There just wasn't enough of him. Too much David Blaine nonsense. I guess the writers
graduated from the School of "Gay Man in a Glass Box Gets Laughs" Comedic
Writing. Currently accepting applications.
-the deliciously Hefnerian Rodney
Dangerfield and his acceptance speech. The man still kills. And his impression
of Mohammed Ali was dead on!
-the aforementioned Triumph the Comic Insult
Dog's acceptance speech and performance. One of the few times when all the
people in the room turned and looked at each with that wide-eyed laughter denoting
"I can't believe he just said that!". Now if people would stop cheering
every time that he said "For me to poop on"...
-seeing Adam Sandler
on Comedy Central some place other than the 56th weekly replay of "Airheads"
-the
R&B comedy duo. In the midst of the performance, our friend Bachary turned
and said "He sings good". High praise.
What was not
so hot:
-any appearance of Wanda Sykes. At this point, I'd almost favor
Carrot Top to Wanda. At least Carrot Top made me laugh when I was 13.
-Show
up and win. You could almost predict who was gonna win by what minor character
from each show was in the house. The writers went so far as to mock this fact,
by awarding some award to the maid from "The Jeffersons" just because
she showed up. A funny joke at the time, but some awards were definitely botched.

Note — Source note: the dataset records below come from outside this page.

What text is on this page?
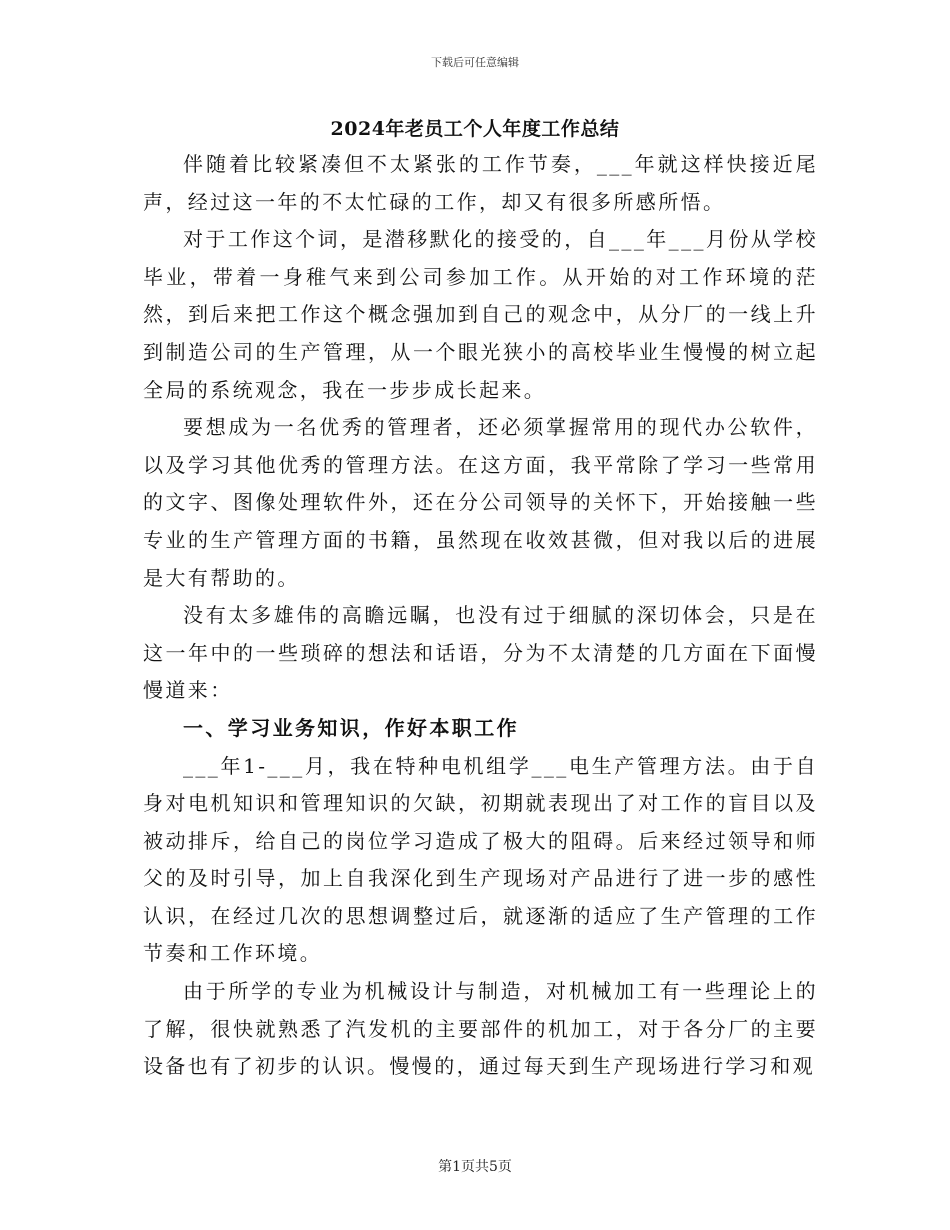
下载后可任意编辑
2024年老员工个人年度工作总结

伴随着比较紧凑但不太紧张的工作节奏，___年就这样快接近尾声，经过这一年的不太忙碌的工作，却又有很多所感所悟。

对于工作这个词，是潜移默化的接受的，自___年___月份从学校毕业，带着一身稚气来到公司参加工作。从开始的对工作环境的茫然，到后来把工作这个概念强加到自己的观念中，从分厂的一线上升到制造公司的生产管理，从一个眼光狭小的高校毕业生慢慢的树立起全局的系统观念，我在一步步成长起来。

要想成为一名优秀的管理者，还必须掌握常用的现代办公软件，以及学习其他优秀的管理方法。在这方面，我平常除了学习一些常用的文字、图像处理软件外，还在分公司领导的关怀下，开始接触一些专业的生产管理方面的书籍，虽然现在收效甚微，但对我以后的进展是大有帮助的。

没有太多雄伟的高瞻远瞩，也没有过于细腻的深切体会，只是在这一年中的一些琐碎的想法和话语，分为不太清楚的几方面在下面慢慢道来：

一、学习业务知识，作好本职工作

___年1-___月，我在特种电机组学___电生产管理方法。由于自身对电机知识和管理知识的欠缺，初期就表现出了对工作的盲目以及被动排斥，给自己的岗位学习造成了极大的阻碍。后来经过领导和师父的及时引导，加上自我深化到生产现场对产品进行了进一步的感性认识，在经过几次的思想调整过后，就逐渐的适应了生产管理的工作节奏和工作环境。

由于所学的专业为机械设计与制造，对机械加工有一些理论上的了解，很快就熟悉了汽发机的主要部件的机加工，对于各分厂的主要设备也有了初步的认识。慢慢的，通过每天到生产现场进行学习和观

第1页共5页
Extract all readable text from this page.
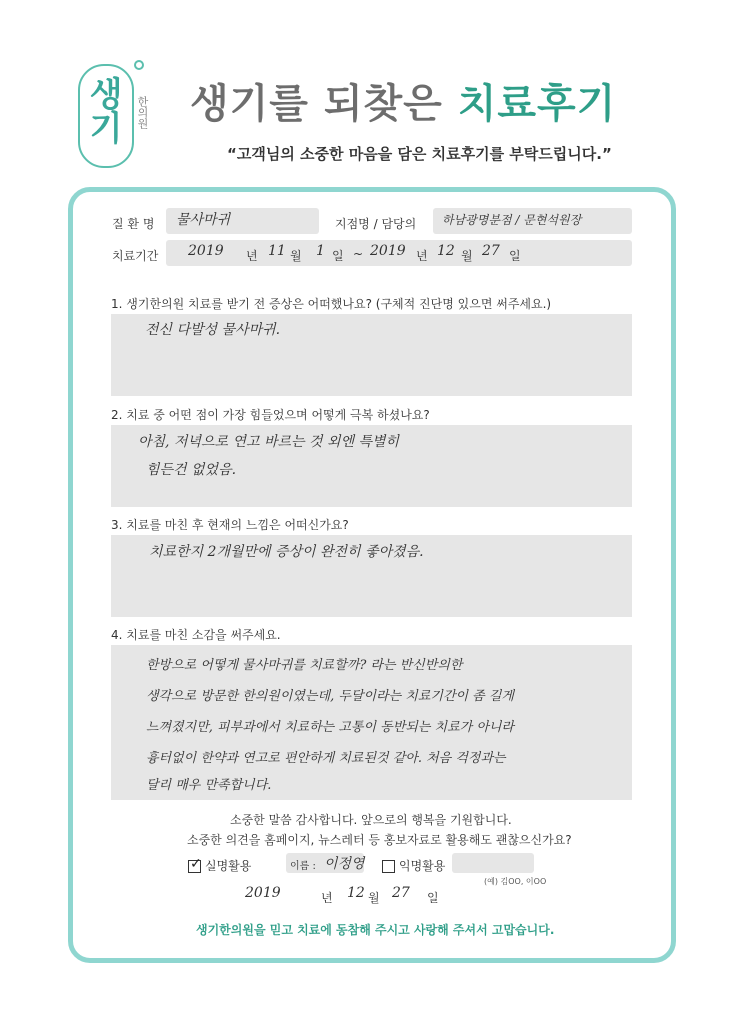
생기	한의원 생기를 되찾은 치료후기
“고객님의 소중한 마음을 담은 치료후기를 부탁드립니다.”
질 환 명 물사마귀	지점명 / 담당의 하남광명분점 / 문현석원장
치료기간 2019 년 11 월 1 일 ~ 2019 년 12 월 27 일
1. 생기한의원 치료를 받기 전 증상은 어떠했나요? (구체적 진단명 있으면 써주세요.)
전신 다발성 물사마귀.
2. 치료 중 어떤 점이 가장 힘들었으며 어떻게 극복 하셨나요?
아침, 저녁으로 연고 바르는 것 외엔 특별히
힘든건 없었음.
3. 치료를 마친 후 현재의 느낌은 어떠신가요?
치료한지 2개월만에 증상이 완전히 좋아졌음.
4. 치료를 마친 소감을 써주세요.
한방으로 어떻게 물사마귀를 치료할까? 라는 반신반의한
생각으로 방문한 한의원이였는데, 두달이라는 치료기간이 좀 길게
느껴졌지만, 피부과에서 치료하는 고통이 동반되는 치료가 아니라
흉터없이 한약과 연고로 편안하게 치료된것 같아. 처음 걱정과는
달리 매우 만족합니다.
소중한 말씀 감사합니다. 앞으로의 행복을 기원합니다.
소중한 의견을 홈페이지, 뉴스레터 등 홍보자료로 활용해도 괜찮으신가요?
✓ 실명활용	이름 : 이정영	익명활용
(예) 김OO, 이OO
2019	년 12 월 27 일
생기한의원을 믿고 치료에 동참해 주시고 사랑해 주셔서 고맙습니다.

Many curious nominees. Curious, not in the sense like a mischevious monkey who
lives with a dude that wears a banana-colored hat all the time, but in the way
that many deserving people were not even nominated. How about at least one Diane
Lane nomination? Too much to ask? Perhaps.
-lack of celebrities. I loved
it when the camera would find someone in the audience and focus in on them to
get their reaction to a particular bit. See, the theory goes like this: they pick
someone that the audience recognizes, and the people at home think "gee,
if this well-groomed millionaire celebrity is laughing, who am I to begrudge that
bit the same reaction?". At the Commie Awards, it backfired a bit, as they
cut to Allison Hanigan at least seven times to see her nervously laughing at Sinbad
or Paul Rodriguez, or whatever shem guy was on stage. It made me shift uneasily
in my seat, I'll tell you that much. Triumph mentioned this in his speech, but
it totally resonates. Although there were a handful of legit celebs, the rest
of the assembled was decidely wack. I almost expected Dustin Diamond, Treat Williams
and perhaps even the dude who played Uncle Jesse on the Dukes to show up. It was
just that bad.
That last point being said, there's no reason that this award show cannot catch on. Much like Conan O'Brien's show, which gathered a cult following initially and then made major inroads a few years down the road, the Commie Awards could gain some momentum. Andy Richter was a fine choice for host, but many of the skits were lamer than a Patrick Duffy leg. Speaking of which, where was the SouthPark or Crank Yankers representation? No nominations? I might have been preoccupied with my Newcastle Brown Ale, but I didn't catch even a whiff of either hilarious series. Curious.
Anyway, I gave the show a C+. Give it two more years and if it doesn't improve, put it out of its misery. Kinda like Ronald Reagan.